X THE FUNCTION OF UNDERSTANDING ON THE RELIGIOUS FIELD
We took our departure from the fact that philosophy is searching for "understanding." The first and principal acquisition of philosophy was the perception that its object is not to be found in a transcendental generality. Whoever wishes to obtain understanding, must confine himself to something special, without, however, through this limitation losing sight of all measure and aim to such an extent that he forgets the infinite generality.
A modern psychologist who occupies himself with "Thoughts on Enlightenment," which topic is evidently related to ours, says: "Real and genuine enlightenment can proceed only from religious motives." Expressed in our language, this would mean: Every genuine understanding, every true conception or knowledge, must be based on the clear consciousness that the infinite universe is the arch fundament of all things.
Understanding and true enlightenment are identical. "It is true," say the "Thoughts on Enlightenment," "that all enlightenment takes the form of struggles on account of the nature of him who is to be enlightened and of the object about which he is to be informed. But it is a struggle for religion, not against it." The author, Professor Lazarus, says in his preface that he does not wish the reader to base his opinion on any single detached sentence. "Every single sentence," he says, "may be tested as to its value, but the whole of my views on religion and enlightenment cannot be recognized from any single one of them."
As this wish is entirely justified and as our position is somewhat supported by his psychological treatment of enlightenment, we shall comply with his wish and seek to grasp the meaning of his statements on the religious nature of enlightenment in their entirety, not as isolated sentences.
We even go a step farther than Professor Lazarus, by extending to understanding what he says about enlightenment, viz., that genuine knowledge and enlightenment must, so to say, take their departure from religious motives. But we differ a little as to what motives are religious. Lazarus refers, so far as I can see, to ideas and the ideal, while we, thanks to the positive outcome of philosophy, understand the terms religion and religious to refer to the universal interdependence of things.
Obviously the dividing line between heat and cold is drawn by the human mind. The point selected for this purpose is the freezing point of water. One might just as well have selected any other point. Evidently the dividing line between that which is religious and that which is irreligious is as indeterminate as that between hot and cold. Neither any university nor any usage of language can decide that, nor is the pope a scientific authority in the matter.
It is mainly due to the socalled historical school that a thing is considered not alone by its present condition, but by its origin and decline. What, then, is religion and religious? The fetish cult, the animal cult, the cult of the ideal and spiritual creator, or the cult of the real human mind? Where are we to begin and where to end? If the ancient Germans regarded the great oak as sacred and religious, why should not art and science become religious among the modern Germans? In this sense, Lazarus is correct.

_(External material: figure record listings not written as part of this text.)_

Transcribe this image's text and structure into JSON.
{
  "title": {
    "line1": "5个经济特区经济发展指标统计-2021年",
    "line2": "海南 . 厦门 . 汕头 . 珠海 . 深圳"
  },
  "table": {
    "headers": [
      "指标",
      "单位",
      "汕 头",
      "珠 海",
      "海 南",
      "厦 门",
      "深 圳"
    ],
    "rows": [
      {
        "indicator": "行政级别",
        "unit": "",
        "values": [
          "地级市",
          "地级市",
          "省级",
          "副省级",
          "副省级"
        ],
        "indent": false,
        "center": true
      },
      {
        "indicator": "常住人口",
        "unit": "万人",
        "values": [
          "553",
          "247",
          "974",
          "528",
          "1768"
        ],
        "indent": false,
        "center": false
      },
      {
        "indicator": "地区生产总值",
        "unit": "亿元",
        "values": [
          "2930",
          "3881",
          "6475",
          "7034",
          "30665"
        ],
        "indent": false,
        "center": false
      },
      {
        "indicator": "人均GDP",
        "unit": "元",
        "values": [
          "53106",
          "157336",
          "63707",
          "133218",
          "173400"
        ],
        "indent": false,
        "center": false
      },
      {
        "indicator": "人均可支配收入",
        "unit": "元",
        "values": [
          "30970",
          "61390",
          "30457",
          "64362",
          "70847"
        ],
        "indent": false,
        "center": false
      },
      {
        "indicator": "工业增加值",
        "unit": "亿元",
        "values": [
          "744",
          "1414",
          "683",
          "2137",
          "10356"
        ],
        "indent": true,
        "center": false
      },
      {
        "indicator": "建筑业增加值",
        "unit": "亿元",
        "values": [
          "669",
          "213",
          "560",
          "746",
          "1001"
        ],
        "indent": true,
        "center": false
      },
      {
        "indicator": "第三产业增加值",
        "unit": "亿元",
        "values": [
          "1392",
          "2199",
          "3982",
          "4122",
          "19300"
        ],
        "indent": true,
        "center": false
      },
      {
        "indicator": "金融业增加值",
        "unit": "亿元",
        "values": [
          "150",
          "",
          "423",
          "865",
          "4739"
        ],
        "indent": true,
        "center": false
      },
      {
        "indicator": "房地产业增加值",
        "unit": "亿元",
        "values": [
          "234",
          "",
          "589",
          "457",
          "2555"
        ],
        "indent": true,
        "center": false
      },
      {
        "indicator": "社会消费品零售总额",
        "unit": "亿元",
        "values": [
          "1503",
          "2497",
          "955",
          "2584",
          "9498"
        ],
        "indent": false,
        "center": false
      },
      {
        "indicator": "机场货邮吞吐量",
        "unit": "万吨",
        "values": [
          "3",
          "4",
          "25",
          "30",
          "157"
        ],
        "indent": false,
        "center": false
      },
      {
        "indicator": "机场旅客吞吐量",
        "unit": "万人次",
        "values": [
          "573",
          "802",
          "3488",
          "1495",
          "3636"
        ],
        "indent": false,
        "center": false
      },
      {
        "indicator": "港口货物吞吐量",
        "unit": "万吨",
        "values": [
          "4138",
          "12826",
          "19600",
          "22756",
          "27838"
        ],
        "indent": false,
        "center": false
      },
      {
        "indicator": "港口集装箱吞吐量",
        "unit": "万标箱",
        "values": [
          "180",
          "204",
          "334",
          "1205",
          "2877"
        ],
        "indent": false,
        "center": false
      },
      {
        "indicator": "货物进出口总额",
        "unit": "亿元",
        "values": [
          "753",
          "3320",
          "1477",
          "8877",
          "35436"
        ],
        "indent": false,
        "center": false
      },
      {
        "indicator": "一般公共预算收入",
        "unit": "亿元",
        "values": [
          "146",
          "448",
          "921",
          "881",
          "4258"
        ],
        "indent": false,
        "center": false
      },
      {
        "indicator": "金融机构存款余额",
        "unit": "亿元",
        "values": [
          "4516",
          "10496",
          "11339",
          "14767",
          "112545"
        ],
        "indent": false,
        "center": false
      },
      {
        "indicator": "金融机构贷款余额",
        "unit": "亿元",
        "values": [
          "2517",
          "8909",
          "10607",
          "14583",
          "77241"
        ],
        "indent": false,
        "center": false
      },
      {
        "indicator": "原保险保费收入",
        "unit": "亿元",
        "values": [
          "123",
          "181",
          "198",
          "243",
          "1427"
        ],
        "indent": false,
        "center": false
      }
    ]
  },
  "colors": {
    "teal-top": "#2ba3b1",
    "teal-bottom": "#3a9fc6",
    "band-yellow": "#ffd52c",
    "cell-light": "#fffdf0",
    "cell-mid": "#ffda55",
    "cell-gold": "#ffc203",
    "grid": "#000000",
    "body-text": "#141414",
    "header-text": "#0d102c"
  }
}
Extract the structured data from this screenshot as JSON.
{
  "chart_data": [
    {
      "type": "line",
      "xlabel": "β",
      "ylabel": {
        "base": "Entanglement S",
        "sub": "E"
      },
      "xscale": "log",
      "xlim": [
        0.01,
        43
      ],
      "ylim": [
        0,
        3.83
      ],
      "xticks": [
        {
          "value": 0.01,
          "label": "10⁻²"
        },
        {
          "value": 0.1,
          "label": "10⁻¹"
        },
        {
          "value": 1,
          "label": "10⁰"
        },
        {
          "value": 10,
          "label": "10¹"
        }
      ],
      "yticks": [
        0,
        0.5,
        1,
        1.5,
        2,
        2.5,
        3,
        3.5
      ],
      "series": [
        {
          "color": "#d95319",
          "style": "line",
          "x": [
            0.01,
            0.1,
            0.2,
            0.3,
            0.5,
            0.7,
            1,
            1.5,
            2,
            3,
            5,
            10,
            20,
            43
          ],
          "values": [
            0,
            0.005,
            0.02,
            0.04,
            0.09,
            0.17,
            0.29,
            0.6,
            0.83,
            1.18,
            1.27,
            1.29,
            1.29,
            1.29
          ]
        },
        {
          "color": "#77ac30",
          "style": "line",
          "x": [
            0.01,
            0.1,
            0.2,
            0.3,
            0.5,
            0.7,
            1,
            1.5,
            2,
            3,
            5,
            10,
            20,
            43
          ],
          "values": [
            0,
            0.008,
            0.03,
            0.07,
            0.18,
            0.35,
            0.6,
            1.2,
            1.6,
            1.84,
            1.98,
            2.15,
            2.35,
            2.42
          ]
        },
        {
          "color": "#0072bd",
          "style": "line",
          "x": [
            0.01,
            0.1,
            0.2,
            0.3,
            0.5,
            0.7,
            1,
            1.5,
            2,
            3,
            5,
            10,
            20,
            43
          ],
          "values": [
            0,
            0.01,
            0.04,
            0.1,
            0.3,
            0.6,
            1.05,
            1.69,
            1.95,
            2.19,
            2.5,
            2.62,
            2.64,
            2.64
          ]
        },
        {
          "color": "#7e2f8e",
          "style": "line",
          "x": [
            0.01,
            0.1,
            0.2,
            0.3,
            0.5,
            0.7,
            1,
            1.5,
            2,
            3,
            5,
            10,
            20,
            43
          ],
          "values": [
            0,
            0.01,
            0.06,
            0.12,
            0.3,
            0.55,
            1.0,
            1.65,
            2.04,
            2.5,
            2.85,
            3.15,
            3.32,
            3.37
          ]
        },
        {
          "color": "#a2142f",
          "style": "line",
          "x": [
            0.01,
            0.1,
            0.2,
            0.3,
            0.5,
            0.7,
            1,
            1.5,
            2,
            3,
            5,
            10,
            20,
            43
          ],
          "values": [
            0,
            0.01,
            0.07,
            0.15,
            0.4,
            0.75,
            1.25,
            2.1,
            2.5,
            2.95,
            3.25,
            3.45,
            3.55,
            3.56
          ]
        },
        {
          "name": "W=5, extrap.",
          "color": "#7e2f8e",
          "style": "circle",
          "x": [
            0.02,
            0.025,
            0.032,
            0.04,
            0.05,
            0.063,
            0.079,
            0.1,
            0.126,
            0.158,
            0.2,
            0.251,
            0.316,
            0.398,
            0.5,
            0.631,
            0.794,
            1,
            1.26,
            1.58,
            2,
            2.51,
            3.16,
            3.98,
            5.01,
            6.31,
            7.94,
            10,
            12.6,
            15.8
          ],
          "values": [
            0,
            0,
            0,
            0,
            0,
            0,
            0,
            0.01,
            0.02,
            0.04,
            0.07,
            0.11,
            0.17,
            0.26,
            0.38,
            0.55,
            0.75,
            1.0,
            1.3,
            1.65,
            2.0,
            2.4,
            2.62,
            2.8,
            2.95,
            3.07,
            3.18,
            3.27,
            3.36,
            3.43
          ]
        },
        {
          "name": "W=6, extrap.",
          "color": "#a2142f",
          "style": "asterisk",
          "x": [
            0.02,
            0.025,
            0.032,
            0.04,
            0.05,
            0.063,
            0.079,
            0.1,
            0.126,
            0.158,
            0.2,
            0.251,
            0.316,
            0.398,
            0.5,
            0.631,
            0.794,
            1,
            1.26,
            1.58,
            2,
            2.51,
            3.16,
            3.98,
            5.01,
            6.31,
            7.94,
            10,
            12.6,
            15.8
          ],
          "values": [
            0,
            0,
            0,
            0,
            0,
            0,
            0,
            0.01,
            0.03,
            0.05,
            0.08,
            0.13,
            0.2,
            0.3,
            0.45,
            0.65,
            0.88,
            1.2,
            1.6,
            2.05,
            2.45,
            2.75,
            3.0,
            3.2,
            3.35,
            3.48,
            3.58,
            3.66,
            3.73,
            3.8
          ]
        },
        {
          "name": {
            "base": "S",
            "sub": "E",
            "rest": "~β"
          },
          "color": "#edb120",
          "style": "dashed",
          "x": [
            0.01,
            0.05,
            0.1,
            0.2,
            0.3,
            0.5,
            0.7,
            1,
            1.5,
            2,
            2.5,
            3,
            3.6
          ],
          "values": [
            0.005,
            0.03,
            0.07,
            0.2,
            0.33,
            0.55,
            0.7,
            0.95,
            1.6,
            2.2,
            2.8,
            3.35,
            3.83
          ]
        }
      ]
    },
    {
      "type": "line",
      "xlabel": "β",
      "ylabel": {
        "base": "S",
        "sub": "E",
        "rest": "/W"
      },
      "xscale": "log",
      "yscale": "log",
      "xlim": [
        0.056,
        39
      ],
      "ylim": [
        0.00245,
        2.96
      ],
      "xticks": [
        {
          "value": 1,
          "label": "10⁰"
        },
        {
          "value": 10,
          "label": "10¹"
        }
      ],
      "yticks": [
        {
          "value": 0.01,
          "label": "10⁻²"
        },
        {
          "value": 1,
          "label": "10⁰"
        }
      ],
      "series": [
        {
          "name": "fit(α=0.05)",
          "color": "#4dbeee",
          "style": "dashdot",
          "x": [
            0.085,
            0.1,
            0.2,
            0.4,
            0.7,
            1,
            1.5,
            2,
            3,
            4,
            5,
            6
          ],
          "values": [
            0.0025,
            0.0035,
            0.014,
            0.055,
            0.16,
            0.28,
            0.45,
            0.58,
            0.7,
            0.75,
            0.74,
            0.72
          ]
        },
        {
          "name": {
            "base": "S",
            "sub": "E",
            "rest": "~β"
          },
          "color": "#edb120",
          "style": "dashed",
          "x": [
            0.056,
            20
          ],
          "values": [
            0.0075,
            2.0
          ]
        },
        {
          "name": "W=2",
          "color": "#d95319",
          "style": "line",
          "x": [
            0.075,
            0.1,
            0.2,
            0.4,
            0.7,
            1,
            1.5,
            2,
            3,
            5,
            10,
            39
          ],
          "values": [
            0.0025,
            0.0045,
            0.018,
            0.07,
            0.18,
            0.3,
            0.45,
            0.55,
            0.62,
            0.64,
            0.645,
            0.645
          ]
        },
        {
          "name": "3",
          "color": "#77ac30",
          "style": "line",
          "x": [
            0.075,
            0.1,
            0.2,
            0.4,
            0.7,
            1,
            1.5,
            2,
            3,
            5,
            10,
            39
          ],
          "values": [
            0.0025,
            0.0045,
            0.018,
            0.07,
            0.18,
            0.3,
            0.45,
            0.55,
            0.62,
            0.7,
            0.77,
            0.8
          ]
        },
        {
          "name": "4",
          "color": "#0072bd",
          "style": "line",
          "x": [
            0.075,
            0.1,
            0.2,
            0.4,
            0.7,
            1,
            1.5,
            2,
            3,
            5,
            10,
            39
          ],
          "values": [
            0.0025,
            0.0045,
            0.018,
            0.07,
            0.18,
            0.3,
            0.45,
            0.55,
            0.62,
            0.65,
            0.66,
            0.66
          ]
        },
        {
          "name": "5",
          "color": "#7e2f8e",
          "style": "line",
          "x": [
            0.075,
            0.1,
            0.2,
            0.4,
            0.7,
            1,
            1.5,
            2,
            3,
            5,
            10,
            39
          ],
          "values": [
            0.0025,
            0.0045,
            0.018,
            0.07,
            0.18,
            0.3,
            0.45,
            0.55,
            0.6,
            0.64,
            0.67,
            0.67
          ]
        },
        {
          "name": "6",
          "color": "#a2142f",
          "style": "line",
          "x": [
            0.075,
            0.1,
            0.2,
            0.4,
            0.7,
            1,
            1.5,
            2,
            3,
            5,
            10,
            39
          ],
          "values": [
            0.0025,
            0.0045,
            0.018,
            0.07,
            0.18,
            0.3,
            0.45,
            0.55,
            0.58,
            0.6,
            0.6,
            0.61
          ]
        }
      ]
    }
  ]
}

The "enlightenment" which was headed in France by Voltaire and the encyclopedists, in Germany by Lessing and Kant, the "enlightenment" which came as a struggle for reason and against religion, was then in fact a struggle for religion, not against it. By this means one may make everything out of anything. But this has to be learned first in order to recognize how our mind ought to be adjusted, so that it may perceive that not only everything is everything, but that each thing also has its own place.
We wish to become clear in our minds how it is possible, and reconcilable with sound conception, that such an anti-religious struggle as that carried on during that period of "enlightenment" can nevertheless be a struggle for and in the interest of religion. We wish to find out how one may abolish religion and at the same time maintain it.
This is easily understood, if we remember the repeatedly quoted dialectic rule according to which our understanding must never exaggerate the distinctions between two things. We must not too widely separate the religious from the secular field. Of course, the religious field is in heaven, while the secular is naturally in the profane universe. Having become aware that even religious imagination, together with its heaven and spirit creator, are profane conceptions in spite of their alleged transcendentalism, we find religion in the secular field, and thus this field has in a way become religious. The religious and the profane infinite have something in common, at least this that the indefinite religious name may also be applied to the secular or profane infinity.